Carreyrou used the pseudonym Alan Beam to refer to Rosendorff in his book.
“He’s (Rosendorff) arguably hero No. 1 in this and the story,” the author said, also acknowledging the contributions of Erika Cheung and Tyler Shultz as whistleblowers.
When asked what can be done to make whistleblowers’ lives easier, Carreyrou told how Rosendorff’s concerns went unheeded by Theranos’s regulatory counsel.
“One interesting anecdote in relation to (Rosendorff) is that shortly before he quit the company and started talking to me, he went to the offices of one of the lawyers at Theranos, the regulatory counsel, and sat down on the couch in the lawyer’s office,” Carreyrou said. “Before he said anything, he asked the guy, ‘Whose (interest) do you represent, the company’s or the employee’s?’”
When the regulatory counsel responded to Rosendorff that their first allegiance was to the company, Rosendorff quit within days, Carreyrou said.

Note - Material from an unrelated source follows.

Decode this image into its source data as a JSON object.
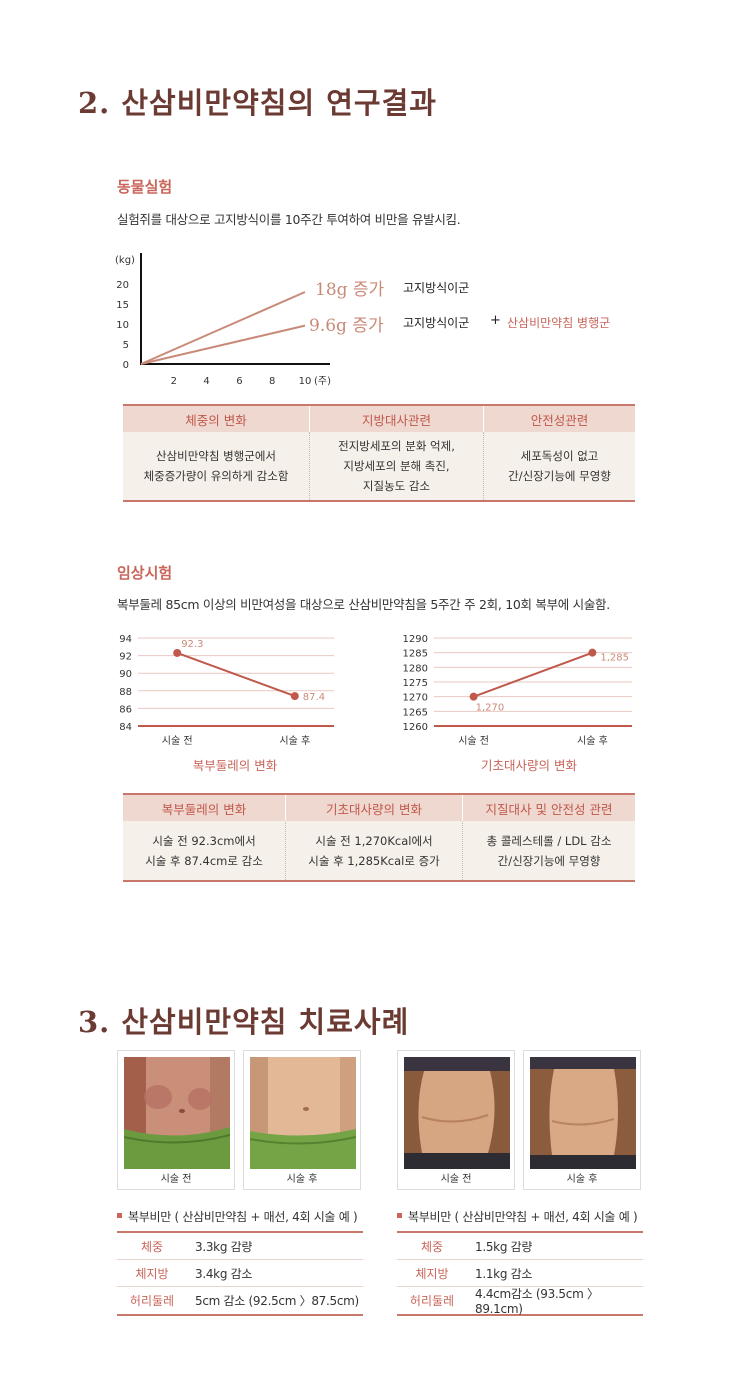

Carreyrou said he isn’t sure of the best way to instill a good speak-up culture, arguing because Theranos was essentially controlled by just two people who were “perpetrating a crime together and who were corrupt,” it made it nearly impossible for someone on the inside to thwart its eventual downfall.
“Is it an anonymous tip system, either via phone or email, or is it a person, one of the compliance team people, that a person can go to? I’m skeptical of that,” Carreyrou said. “She (Holmes) had 99.7 percent of the voting rights. Sunny (Ramesh Balwani) was her enforcer. I don’t think there was really any viable method internally for a whistleblower to be heard at that company. But I think it’s different than being publicly traded Fortune 500 companies.”